Neues zum Zusammenhang zwischen Krebs und Ernährung |
Theo Dingermann |
22.10.2021 07:00 Uhr |
Was sollte auf den Teller kommen, wenn man an Krebs erkrankt ist? Auf diese Frage liefert auch die aktuelle Studie keine zufriedenstellende Antwort. / Foto: Adobe Stock/Pixel-Shot
Diätetische Maßnahmen können das Wachstum von Tumoren beeinflussen. Allerdings existieren Unmengen verschiedener Diäten, deren Wirksamkeit kaum durch eine seriöse Evidenz belegt ist. Eine Gruppe von Wissenschaftlern um Evan C. Lien vom Massachusetts Institute of Technology (MIT) in Cambridge, USA, berichtet nun im Fachjournal »Nature«, dass sich zwei verschiedene Diäten erstaunlich unterschiedlich auf das Tumorwachstum bei Mäusen auswirkten. Dabei handelt es sich um eine kalorierenreduzierte Diät (KRD) und eine ketogene Diät (KD), also eine Ernährungsweise mit extrem niedrigem Kohlenhydratanteil. In beiden Fällen wurde zudem auf einen niedrigen glykämischen Index (Glyx) geachtet.

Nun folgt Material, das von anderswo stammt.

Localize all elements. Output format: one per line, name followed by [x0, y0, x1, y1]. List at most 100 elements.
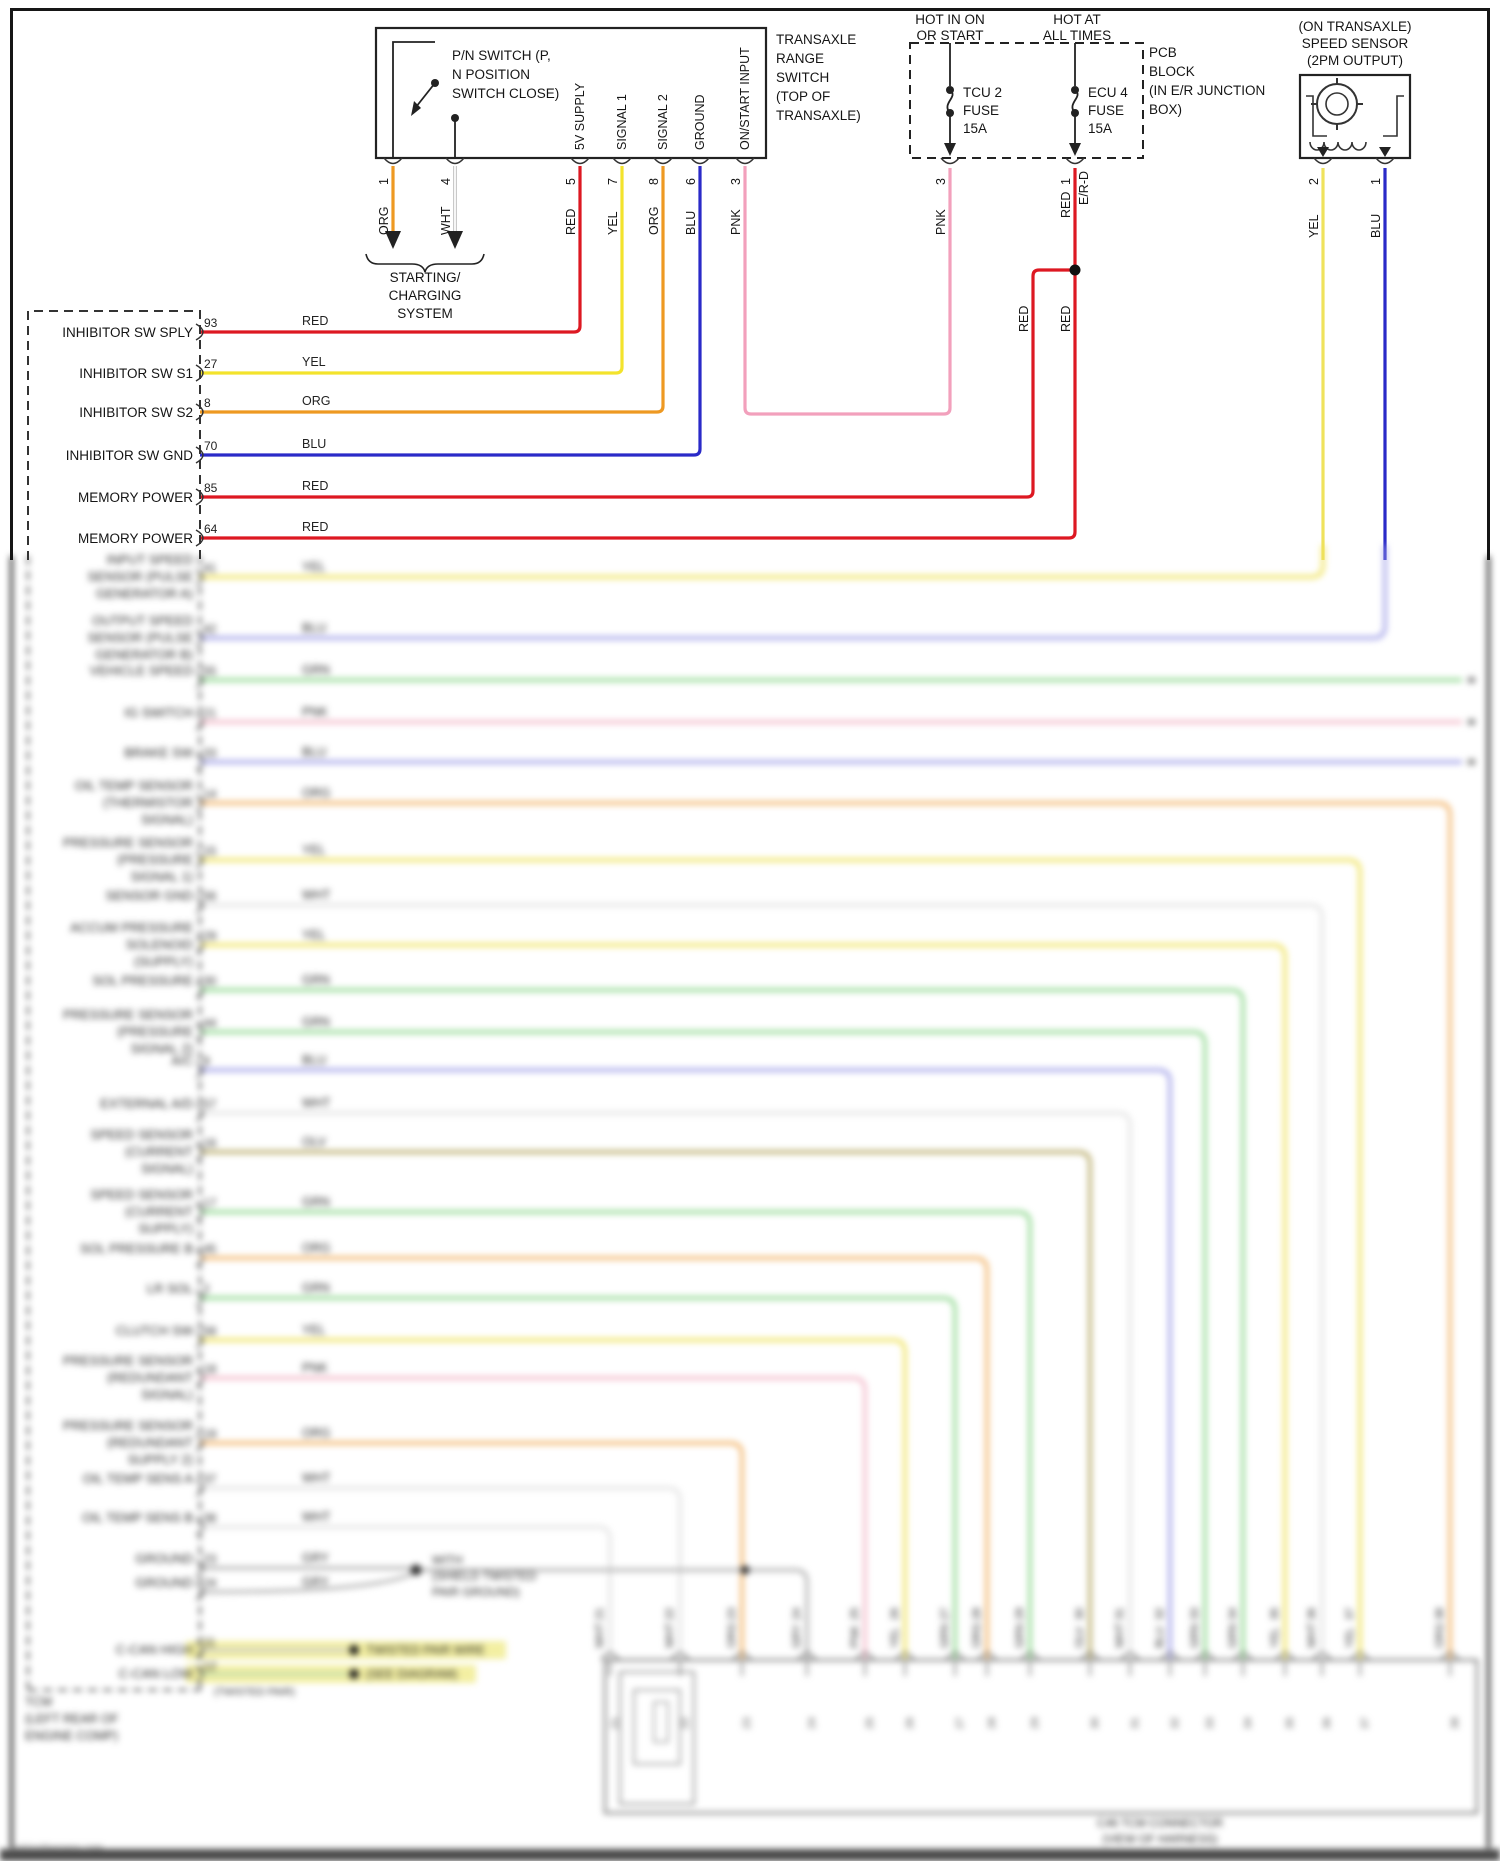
- sharp-wiring-svg: [27, 26, 1412, 560]
- hot-at-all-times-label: HOT AT: [1053, 12, 1101, 27]
- wire-color-label: YEL: [302, 1323, 326, 1337]
- pin-connector-icon: [570, 157, 590, 165]
- hot-in-on-label: OR START: [916, 28, 984, 43]
- blurred-row-label: SIGNAL 2): [130, 1041, 193, 1056]
- pcb-block-box: [909, 42, 1144, 159]
- pin-connector-icon: [195, 671, 204, 689]
- blurred-wire-org: [200, 1441, 744, 1660]
- block-pin-label: 31: [1129, 1717, 1141, 1729]
- arrow-down-icon: [944, 143, 956, 156]
- arrow-down-icon: [1069, 143, 1081, 156]
- block-pin-label: 34: [1242, 1717, 1254, 1729]
- range-switch-title: TRANSAXLE): [776, 108, 861, 123]
- blurred-row-label: SIGNAL 1): [130, 869, 193, 884]
- pin-number: 8: [204, 396, 211, 410]
- ecu-fuse-label: ECU 4: [1088, 85, 1128, 100]
- wire-color-label: GRN: [302, 973, 330, 987]
- wire-color-label: ORG: [971, 1622, 983, 1648]
- pin-connector-icon: [977, 1652, 997, 1661]
- pin-connector-icon: [1080, 1652, 1100, 1661]
- blurred-wire-yel: [200, 1338, 907, 1660]
- blurred-row-label: OIL TEMP SENSOR: [74, 778, 193, 793]
- pin-connector-icon: [195, 1203, 204, 1221]
- pin-connector-icon: [732, 1652, 752, 1661]
- pin-number: 41: [203, 561, 217, 575]
- pin-connector-icon: [195, 568, 204, 586]
- wire-color-label: GRN: [302, 663, 330, 677]
- blurred-row-label: SIGNAL): [140, 812, 193, 827]
- block-caption: C46 TCM CONNECTOR: [1096, 1818, 1224, 1830]
- range-switch-title: RANGE: [776, 51, 825, 66]
- pcb-block-label: BOX): [1149, 102, 1183, 117]
- red-wire-85: [200, 268, 1075, 499]
- wire-color-label: WHT: [302, 1510, 331, 1524]
- pin-connector-icon: [195, 1434, 204, 1452]
- pin-connector-icon: [195, 629, 204, 647]
- blurred-wire-yel: [200, 858, 1362, 1660]
- blurred-row-label: IG SWITCH: [124, 705, 193, 720]
- pin-connector-icon: [195, 896, 204, 914]
- connector-row-label: INHIBITOR SW SPLY: [62, 325, 193, 340]
- block-pin-label: 22: [679, 1717, 691, 1729]
- can-sub-note: (TWISTED PAIR): [214, 1686, 295, 1698]
- tcu-fuse-label: 15A: [963, 121, 988, 136]
- pin-connector-icon: [195, 1331, 204, 1349]
- yel-wire-27: [200, 166, 624, 375]
- pin-number: 11: [203, 1635, 216, 1649]
- pin-connector-icon: [195, 1104, 204, 1122]
- pin-number: 21: [203, 706, 217, 720]
- blurred-row-label: OIL TEMP SENS A: [82, 1471, 193, 1486]
- blurred-row-label: SPEED SENSOR: [90, 1127, 193, 1142]
- pin-connector-icon: [195, 851, 204, 869]
- blurred-row-label: SENSOR GND: [105, 888, 193, 903]
- pin-connector-icon: [195, 713, 204, 731]
- pin-number: 56: [203, 889, 217, 903]
- wire-color-label: YEL: [1269, 1627, 1281, 1648]
- watermark: wiringdiagrams.com: [14, 1840, 103, 1857]
- blu-wire-70: [200, 166, 702, 457]
- wire-color-label: GRN: [1014, 1623, 1026, 1648]
- pin-number: 23: [203, 1552, 217, 1566]
- pin-number: 33: [203, 746, 217, 760]
- pin-number: 19: [203, 1427, 217, 1441]
- blurred-row-label: PRESSURE SENSOR: [62, 1353, 193, 1368]
- block-pin-label: 26: [904, 1717, 916, 1729]
- wire-color-label: PNK: [849, 1625, 861, 1648]
- wire-color-label: ORG: [1434, 1622, 1446, 1648]
- blurred-wire-pnk: [200, 1376, 867, 1660]
- page-border: [10, 556, 13, 1848]
- wire-color-label: YEL: [302, 928, 326, 942]
- blurred-wire-yel: [200, 943, 1287, 1660]
- block-pin-label: 33: [1204, 1717, 1216, 1729]
- speed-sensor-title: (2PM OUTPUT): [1307, 53, 1403, 68]
- wire-color-label: YEL: [302, 843, 326, 857]
- pin-connector-icon: [195, 936, 204, 954]
- blurred-wire-gry: [416, 1568, 809, 1660]
- wire-color-label: YEL: [889, 1627, 901, 1648]
- wire-color-label: GRN: [302, 1015, 330, 1029]
- pn-switch-label: SWITCH CLOSE): [452, 86, 560, 101]
- arrow-down-icon: [447, 231, 463, 249]
- block-pin-label: 37: [1359, 1717, 1371, 1729]
- wire-color-label: WHT: [664, 1622, 676, 1648]
- wire-color-label: GRN: [939, 1623, 951, 1648]
- block-detail: [633, 1689, 681, 1765]
- pin-number: 37: [203, 1472, 217, 1486]
- range-switch-title: TRANSAXLE: [776, 32, 857, 47]
- wire-color-label: BLU: [1154, 1626, 1166, 1648]
- speed-sensor-title: SPEED SENSOR: [1301, 36, 1409, 51]
- pin-number: 45: [203, 1242, 217, 1256]
- wire-color-label: ORG: [302, 394, 331, 408]
- junction-dot: [349, 1645, 359, 1655]
- blurred-row-label: (CURRENT: [125, 1204, 193, 1219]
- pin-number: 44: [203, 1016, 217, 1030]
- blurred-row-label: SENSOR (PULSE: [87, 630, 193, 645]
- wire-color-label: BLU: [302, 745, 327, 759]
- blurred-row-label: (PRESSURE: [117, 1024, 193, 1039]
- wire-color-label: GRN: [302, 1281, 330, 1295]
- pin-connector-icon: [195, 364, 204, 382]
- page-border-top: [10, 8, 1489, 11]
- blurred-row-label: VEHICLE SPEED: [89, 663, 193, 678]
- block-pin-label: 38: [1449, 1717, 1461, 1729]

Die Wissenschaftler bestimmten den Metabolitengehalt im Plasma und in der interstitiellen Tumorflüssigkeit (TIF) bei Modellmäusen mit Bauchspeicheldrüsenkrebs, die entweder mit einer Kontrolldiät, einer KRD oder einer KD gefüttert wurden. Dabei stellten sie fest, dass die KD den Glucosespiegel in der TIF nicht senkte, obwohl der Blutzuckerspiegel deutlich gesenkt wurde. Das war anders bei der KRD, die den TIF-Glucosespiegel um 50 Prozent senkte. Dies legt nahe, dass sich die immer wieder beobachteten Auswirkungen einer kalorierenreduzierten Diät auf das Tumorwachstum möglicherweise nicht ausschließlich durch die Verringerung des Blutzuckers und des Insulinspiegel erklären lassen.
Aus früheren Studien weiß man, dass sich Diäten auch auf andere Hormonsignalwege auswirken, die beispielsweise durch Glukagon, durch den Fibroblast Wachstumsfaktor 21 (FGF21) oder durch Corticosteroide gesteuert werden. Auch hier bestehen Unterschiede zwischen kalorierenreduzierten und ketogenen Diäten.
In ihrer aktuellen Studie fanden die Wissenschaftler einen auffälligen Unterschied der beiden Diäten: Während viele Fettsäuren im Plasma und in der TIF durch eine KD erhöht wurden, sanken die Spiegel fast aller Fettsäuren durch eine KRD. Diese Beobachtungen stimmen mit der Tatsache überein, dass Mäuse, die eine KRD erhalten, keine Muskelmasse, wohl aber weißes Fettgewebe verlieren. Dagegen behalten Mäuse, die mit einer KD gefüttert werden, sowohl ihre Muskel- als auch ihre weiße Fettgewebemasse. Daraus kann man schließen, dass eine verringerte Verfügbarkeit von Lipiden und Fettsäuren für den Tumor spezifisch für eine KRD ist; dies könnte der Grund dafür sein, dass das Tumorwachstum durch eine solche Diät gehemmt wird.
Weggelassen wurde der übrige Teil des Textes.